By Norman Burns
  • The secret’s out

    The secret’s out


A unique support group aims to take the mystery out of growing up for girls. Carmen Jenner takes an honorary membership to find out more.

As women, we all get them. You know, “THAT time of the month” or “Aunty Flow’s in town” or “the painters are in” and so forth. Sometimes the arrival of our periods is met with relief, other times it’s with heartache, but more often than not we simply accept it’s all part of being a woman and we soldier on, slightly forlorn.

Eventually, the battle ends and we emerge unscathed and sometimes even triumphant. As grown-ups, we’re used to this monthly event. But cast your mind back to when you were just starting out, and getting your period was all new and, quite frankly, mortifying. Now imagine getting your period at the age of eight? Or to a girl with special needs? Or, an eight-year girl with special needs?

Secret Girls’ Business (SGB) was formed by former teacher Fay Angelo, nurse and sexuality educator Heather Anderson, and psychologist Rose Stewart, specifically for girls facing puberty at a young age. Secret Girls’ Business also happens to be the name of their first book which modestly began as a pamphlet.

After receiving a small grant to hire an illustrator to make it appealing to children, a format they’ve carried through all their books, the concept was met with such appreciation by schools, demand was high.

Finding a publisher was another matter. Making the decision to self-publish made sense and they published the minimum 2,000 copies in 2003 thinking they’d never move that many. They have well and truly surpassed expectations and joined the legions of best-selling titles with the sale of 55,000 copies of Secret Girls’ Business alone; and hence the name of their company.

The tale doesn’t end there. Schools specialising in special needs raised their hands for a version catering to their girls, and Special Secret Girls’ Business was born.

Of course, the boys didn’t want to be left out either so Secret Boys’ Business came to fruition.
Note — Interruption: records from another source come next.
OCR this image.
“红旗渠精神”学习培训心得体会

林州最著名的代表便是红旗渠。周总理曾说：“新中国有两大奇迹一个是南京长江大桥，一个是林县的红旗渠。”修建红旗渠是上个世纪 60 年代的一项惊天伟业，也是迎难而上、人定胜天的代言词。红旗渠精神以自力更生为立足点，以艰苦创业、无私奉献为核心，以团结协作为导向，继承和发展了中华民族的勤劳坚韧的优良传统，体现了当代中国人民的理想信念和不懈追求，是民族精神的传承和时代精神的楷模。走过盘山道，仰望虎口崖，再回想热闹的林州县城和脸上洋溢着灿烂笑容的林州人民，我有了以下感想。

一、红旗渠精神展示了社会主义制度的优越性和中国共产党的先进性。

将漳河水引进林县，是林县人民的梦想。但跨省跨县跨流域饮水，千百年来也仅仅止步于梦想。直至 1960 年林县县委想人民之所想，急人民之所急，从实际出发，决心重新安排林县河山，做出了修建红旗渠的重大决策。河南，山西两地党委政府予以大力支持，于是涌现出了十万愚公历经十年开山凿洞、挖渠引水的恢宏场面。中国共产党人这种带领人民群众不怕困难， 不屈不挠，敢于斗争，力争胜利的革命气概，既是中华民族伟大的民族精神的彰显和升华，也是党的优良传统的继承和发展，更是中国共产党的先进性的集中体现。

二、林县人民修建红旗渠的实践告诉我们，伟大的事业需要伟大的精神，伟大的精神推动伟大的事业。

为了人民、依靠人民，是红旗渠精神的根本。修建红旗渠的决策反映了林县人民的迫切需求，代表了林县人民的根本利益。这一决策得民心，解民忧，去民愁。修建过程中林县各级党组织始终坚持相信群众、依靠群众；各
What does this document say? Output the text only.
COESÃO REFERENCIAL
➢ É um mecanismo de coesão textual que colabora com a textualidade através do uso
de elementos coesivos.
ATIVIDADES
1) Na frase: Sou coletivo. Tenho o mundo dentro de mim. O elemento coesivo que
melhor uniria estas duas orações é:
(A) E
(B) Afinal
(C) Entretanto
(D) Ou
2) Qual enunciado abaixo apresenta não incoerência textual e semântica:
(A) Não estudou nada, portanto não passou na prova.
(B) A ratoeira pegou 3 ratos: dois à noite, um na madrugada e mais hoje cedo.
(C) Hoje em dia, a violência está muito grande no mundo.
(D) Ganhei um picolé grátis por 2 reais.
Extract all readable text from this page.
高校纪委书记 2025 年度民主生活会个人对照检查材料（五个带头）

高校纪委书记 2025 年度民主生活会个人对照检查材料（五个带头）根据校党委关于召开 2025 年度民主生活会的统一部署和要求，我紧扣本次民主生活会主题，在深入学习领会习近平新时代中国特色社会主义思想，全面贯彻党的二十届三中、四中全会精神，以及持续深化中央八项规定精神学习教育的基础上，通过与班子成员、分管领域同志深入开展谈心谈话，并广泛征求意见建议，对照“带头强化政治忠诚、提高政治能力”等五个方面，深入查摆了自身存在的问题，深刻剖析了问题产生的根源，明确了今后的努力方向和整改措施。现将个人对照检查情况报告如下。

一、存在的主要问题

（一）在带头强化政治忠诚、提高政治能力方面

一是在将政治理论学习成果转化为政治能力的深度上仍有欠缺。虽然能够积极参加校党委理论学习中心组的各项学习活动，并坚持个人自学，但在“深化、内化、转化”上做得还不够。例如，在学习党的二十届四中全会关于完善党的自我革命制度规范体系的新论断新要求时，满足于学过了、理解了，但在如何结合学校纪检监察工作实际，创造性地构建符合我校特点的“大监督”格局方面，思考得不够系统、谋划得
The demand continued for more puberty demystification, so More Secret Girls’ Business and More Special Girls’ Business joined the ranks. Then the Secret Business of Relationships, Love and Sex emerged to handle issues surrounding early secondary schoolers with the ebb and flow of relationships.

The collective sighs of relief from parents across Australia carried SGB internationally with translations extending as far as Japan, Greece and Vietnam, with specific interest from the US on the range catering to special needs. SGB have never marketed their books; their success is due to word-of-mouth, and down to the distribution of Denise Jones & Associates and their support of Australian authors. Over 155,000 books in total have sold.

Commendable success aside, Fay is a firm believer that sex education is ongoing from the time of birth - after all, body parts are body parts, and there’s no need to emphasise genitalia from any other part of the body. Fay advises parents: "Answer kids’ questions honestly but only with the information they need. Discuss it in the normal way we educate our kids. Be as natural as possible.” Gone are the days of the dreaded “birds and bees talk” where you hit them with it all in one awkward conversation.

Invariably, as parents, we’re often not prepared for the questions. Fay can’t stress enough: “It’s so important to give them the correct information before they’ve formed an opinion and have started worrying about it or getting the information from the internet and friends. There are so many myths and legends, many of which are frightening and incorrect.” Fay suggests introducing the first book in the series early on as a gentle introduction and moving onto the others as appropriate." Questions will naturally arise although sometimes at inconvenient times and as Fay notes, “It’s often when you’re driving and eye contact isn’t necessary. Simply give them a short answer and tell them you’ll follow up with them later. Once everyone is over the embarrassment, you can have a great discussion. But keep it age appropriate.”

Puberty is a huge part of life and development, but with these resources readily available, it needn’t be so daunting. In fact, it’s something to be celebrated, after all, we’ve been given the gift of creating life. Steady on. Let’s take Fay’s advice and tread gently.